A PRF se posicionou afirmando que Genivaldo resistiu à abordagem com agressividade e, diante disso, os policiais utilizaram técnicas de imobilização e “instrumentos de menor potencial ofensivo”. O órgão também afirmou que irá averiguar a conduta dos policiais envolvidos no caso.
Modus operandi
O caso de Genivaldo acontece exatamente no dia em que se completam dois anos do assassinato de George Floyd, em Minneapolis, estado de Minnesota (EUA). Floyd era um homem negro de 46 anos que também foi asfixiado durante uma abordagem policial, por ter, supostamente, tentado utilizar uma nota de vinte dólares falsificada em um supermercado.
Países diferentes, anos diferentes, polícias diferentes, mesma cor. A truculência e a letalidade configuram um modus operandi das ações policiais praticadas contra os corpos negros. E esse comportamento não se restringe à Polícia Militar.
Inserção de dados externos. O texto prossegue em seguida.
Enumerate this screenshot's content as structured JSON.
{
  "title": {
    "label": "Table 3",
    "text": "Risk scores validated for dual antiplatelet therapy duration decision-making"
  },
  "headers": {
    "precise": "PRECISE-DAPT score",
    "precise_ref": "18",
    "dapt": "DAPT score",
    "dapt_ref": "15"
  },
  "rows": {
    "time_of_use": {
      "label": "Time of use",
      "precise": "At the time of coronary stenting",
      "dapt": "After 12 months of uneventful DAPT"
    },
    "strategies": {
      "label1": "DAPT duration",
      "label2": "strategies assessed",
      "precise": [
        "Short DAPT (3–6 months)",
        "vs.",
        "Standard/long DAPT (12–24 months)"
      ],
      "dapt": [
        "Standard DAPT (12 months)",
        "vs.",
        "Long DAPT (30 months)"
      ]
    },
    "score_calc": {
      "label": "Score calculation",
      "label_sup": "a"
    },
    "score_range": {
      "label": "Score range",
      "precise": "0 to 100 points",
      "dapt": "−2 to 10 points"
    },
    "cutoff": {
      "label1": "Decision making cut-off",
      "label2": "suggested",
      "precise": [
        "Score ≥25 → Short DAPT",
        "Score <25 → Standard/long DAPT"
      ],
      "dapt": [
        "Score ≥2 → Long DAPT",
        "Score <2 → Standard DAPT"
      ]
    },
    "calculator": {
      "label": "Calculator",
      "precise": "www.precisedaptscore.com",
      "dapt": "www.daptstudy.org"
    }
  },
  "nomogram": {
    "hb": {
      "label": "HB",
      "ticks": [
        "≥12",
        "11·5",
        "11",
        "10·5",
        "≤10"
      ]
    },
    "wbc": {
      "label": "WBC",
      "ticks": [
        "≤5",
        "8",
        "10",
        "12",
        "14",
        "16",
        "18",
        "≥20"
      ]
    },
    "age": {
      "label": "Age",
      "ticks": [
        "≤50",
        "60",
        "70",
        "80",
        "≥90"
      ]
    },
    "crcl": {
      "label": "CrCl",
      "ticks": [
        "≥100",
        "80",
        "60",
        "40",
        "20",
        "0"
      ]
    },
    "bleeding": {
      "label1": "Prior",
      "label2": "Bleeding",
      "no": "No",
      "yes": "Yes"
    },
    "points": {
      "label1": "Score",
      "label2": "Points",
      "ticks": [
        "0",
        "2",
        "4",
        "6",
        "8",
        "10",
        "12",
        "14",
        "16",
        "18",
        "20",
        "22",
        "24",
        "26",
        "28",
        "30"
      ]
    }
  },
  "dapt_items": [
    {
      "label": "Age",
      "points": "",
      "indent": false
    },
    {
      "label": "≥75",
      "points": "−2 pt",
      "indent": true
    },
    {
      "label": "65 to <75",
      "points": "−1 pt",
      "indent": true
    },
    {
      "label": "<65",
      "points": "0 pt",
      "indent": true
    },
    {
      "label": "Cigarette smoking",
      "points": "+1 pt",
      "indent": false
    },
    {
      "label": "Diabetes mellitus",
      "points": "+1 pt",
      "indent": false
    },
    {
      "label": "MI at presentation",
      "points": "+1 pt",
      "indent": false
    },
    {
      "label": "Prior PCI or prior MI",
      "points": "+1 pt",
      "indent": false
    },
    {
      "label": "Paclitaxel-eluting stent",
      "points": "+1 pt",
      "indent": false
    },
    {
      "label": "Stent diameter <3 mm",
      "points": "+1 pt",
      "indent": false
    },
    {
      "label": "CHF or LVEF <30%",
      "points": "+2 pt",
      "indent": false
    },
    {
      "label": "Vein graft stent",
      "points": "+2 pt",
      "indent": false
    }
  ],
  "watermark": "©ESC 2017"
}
“A gente cansa de ouvir o argumento de que os policiais estão cumprindo seu dever e agindo em legítima defesa. Mas o que tipo de ameaça este homem desarmado poderia ser para polícias armados e treinados? O trabalho virou improvisar câmera de gás?”, questiona Clarissa Miranda, Socióloga e integrante da Auto-organização de Mulheres Negras Rejane Maria, que atua no estado de Sergipe.
Clarissa aponta que Sergipe, apesar de ser um dos menores estados do Brasil, apresenta a segunda maior taxa de letalidade policial do país. Em 2020, segundo levantamento realizado pelo Monitor da Violência, foi registrada uma taxa de 8,5 mortes em decorrência de operações policiais para cada 100 mil habitantes.
“O caso do Genivaldo é mais um retrato da política de genocídio da população negra imprimida na história do nosso país”, explica Clarissa.
Abuso de poder
Segundo Maurício Conceição, advogado especialista em advocacia criminal, a Polícia Rodoviária Federal passou por um processo de reestruturação e tornou-se a polícia mais bem preparada administrativamente do Brasil, com bons salários e a maioria dos profissionais com ensino superior.
Mauricio aponta também que os policiais da PRF são, em sua grande maioria, pessoas brancas que fazem parte da elite e que não são treinadas para lidar com a maior parte do povo brasileiro.
“A gente sabe que o fato de você andar sem capacete não vai mudar o fato da lei proibir andar sem capacete. O problema é que nos interiores daqui de Sergipe, sempre se andou de moto sem capacete por motivo, inclusive, de segurança. Não tem como você estar andando no interior de dez mil habitantes, de capacete. Isso é lido como sinônimo de assalto”, explica o advogado.
Maurício explica que em casos como esse, onde a pessoa abordada está conduzindo um veículo sem capacete, pode-se gerar multa, apreensão do veículo, processo e uma possível condenação na justiça. Ele explicou ainda que o processo poderia ser encaminhado à justiça até mesmo sem a necessidade de levar o acusado até a delegacia. Porém, no caso de Genivaldo, o pagamento pela contravenção foi sua própria vida.
“Um homem de 38 anos, preto, pobre, periférico, doente, que o Estado não abraçou e que morreu por conta dessa atrocidade que o Brasil vive hoje, por conta de excessos. Foram três ou quatro patrulheiros rodoviários federais altamente treinados contra uma pessoa só e acabou em morte”, disse Maurício.